Machine learning spots viral reservoirs
28 Nov 2018 by Evoluted New Media
A machine learning algorithm has been developed at The University of Glasgow that can predict viral reservoirs in the animal kingdom.
Viruses circulate in animal and insect communities long before spreading to humans and causing severe disease. However, finding these natural virus hosts – which could help prevent the spread to humans – currently poses an enormous challenge for scientists. The new algorithm can use viral genome sequences to predict the likely natural host for a broad spectrum of RNA viruses, the viral group that most often jumps from animals to humans.
Dr Daniel Streicker, the senior author of the study from the MRC-University of Glasgow Centre for Virus Research, said: “Genome sequences are just about the first piece of information available when viruses emerge, but until now they have mostly been used to identify viruses and study their spread.
“Being able to use those genomes to predict the natural ecology of viruses means we can rapidly narrow the search for their animal reservoirs and vectors, which ultimately means earlier interventions that might prevent viruses from emerging all together or stop their early spread.”
The Researchers studied the genomes of over 500 viruses to train machine learning algorithms to match patterns embedded in the viral genomes to their animal origins. These models were able to accurately predict which animal reservoir host each virus came from, whether the virus required the bite of a blood-feeding vector and, if so, whether the vector is a tick, mosquito, midge, or sandfly.

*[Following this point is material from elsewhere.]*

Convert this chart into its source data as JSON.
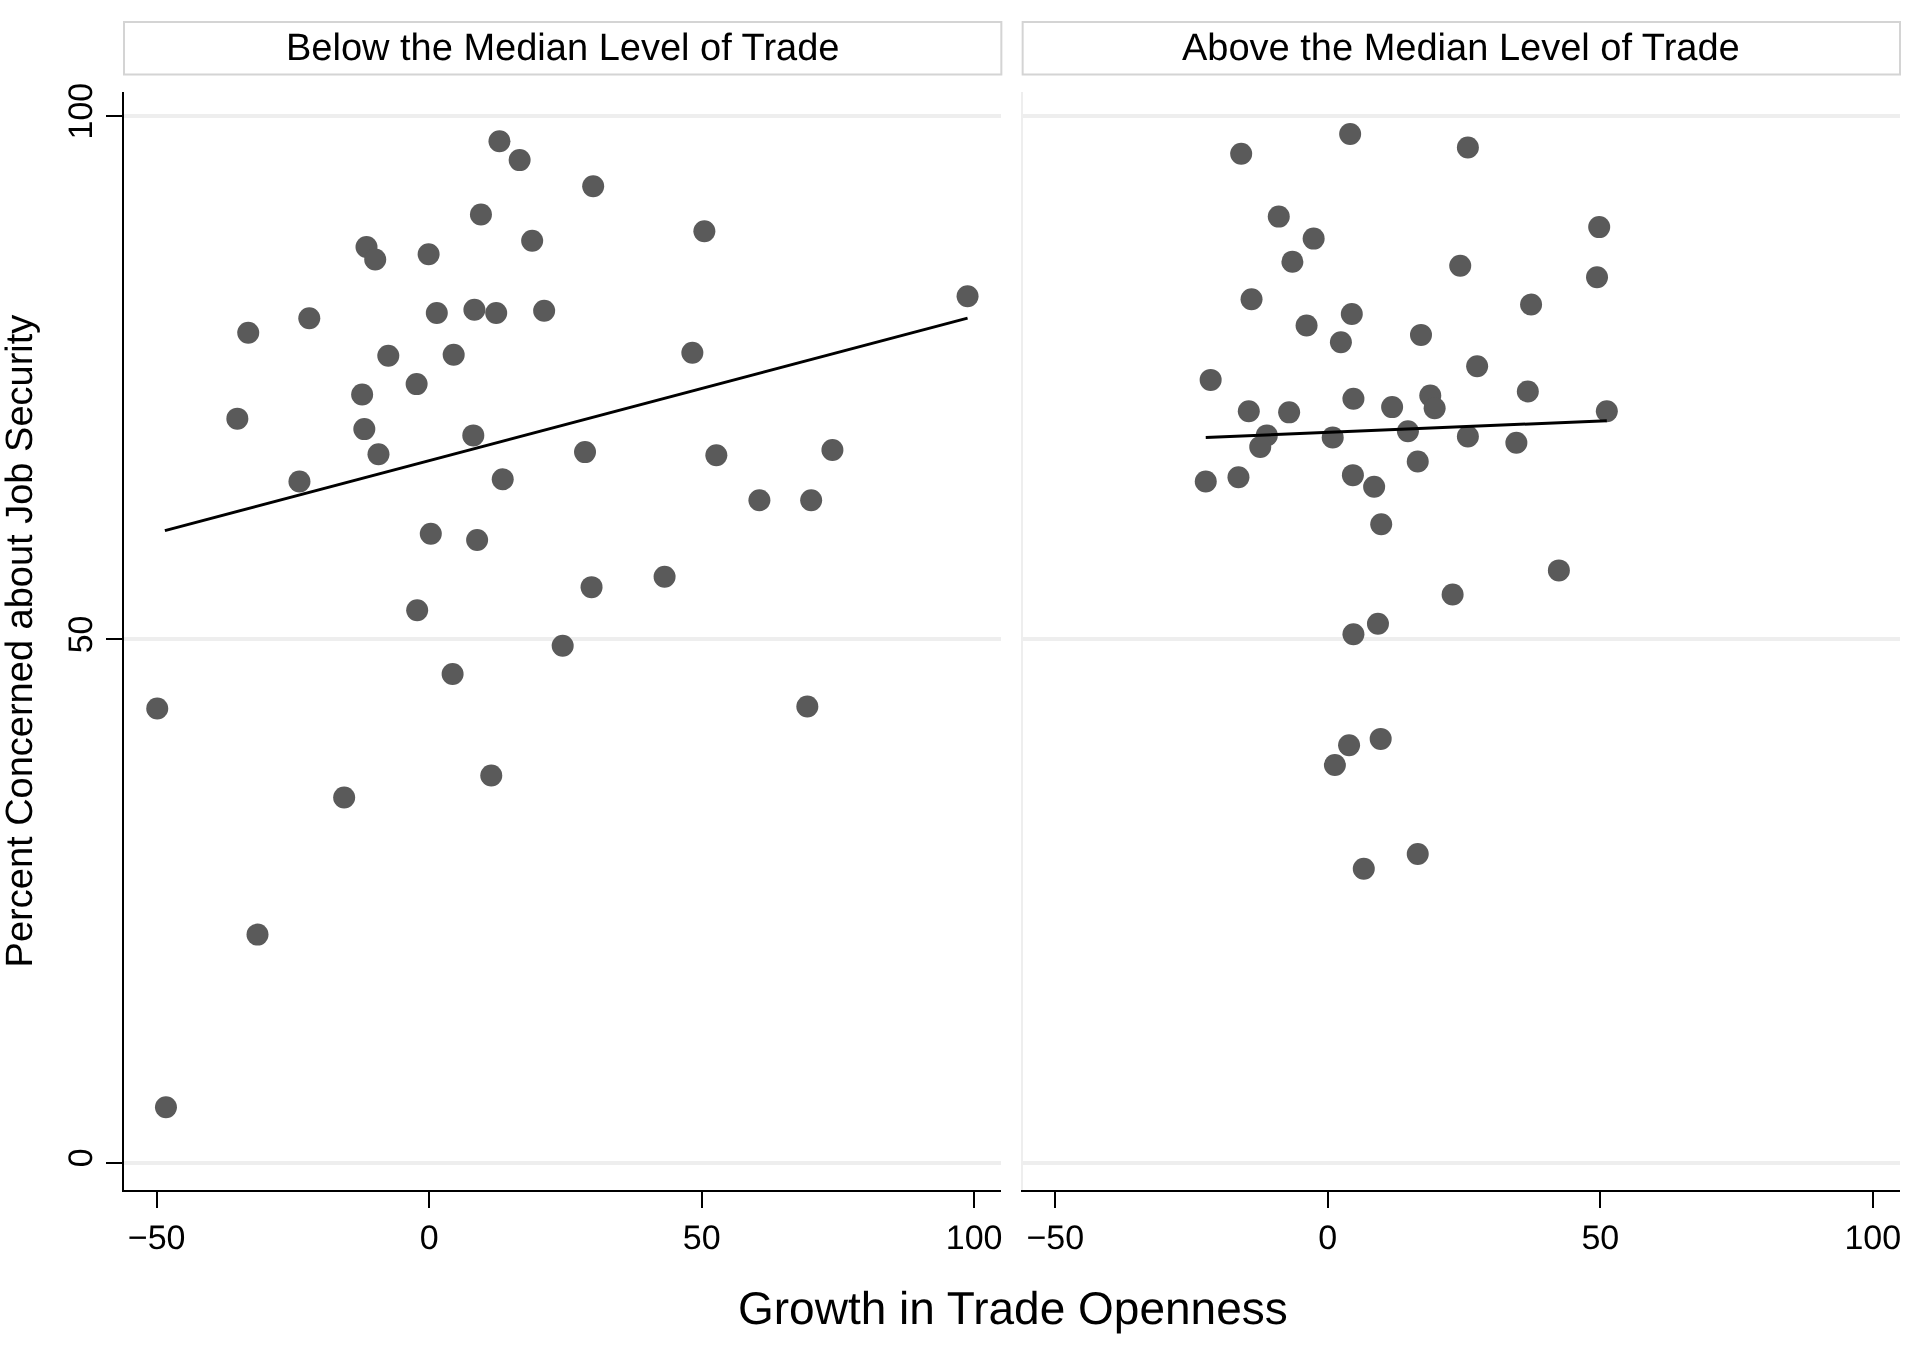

Next, researchers applied the models to viruses for which the hosts and vectors are not yet known, such as Crimean Congo Hemorrhagic Fever, Zika and MERS. Model predicted hosts often confirmed the current best guesses in each field.
Dr Pete Gardner from Wellcome’s Infection & Immunobiology team said: “Healthy animals can carry viruses which can infect people causing disease outbreaks. Finding the animal species is often incredibly challenging, making it difficult to implement preventative measures such as vaccinating animals or preventing animal contact.
“This important study highlights the predictive power of combining machine learning and genetic data to rapidly and accurately identify where a disease has come from and how it is being transmitted. This new approach has the potential to rapidly accelerate future responses to viral outbreaks.”
The paper is published in Science and the code and data to replicate the analyses, add new data and improve the models is available.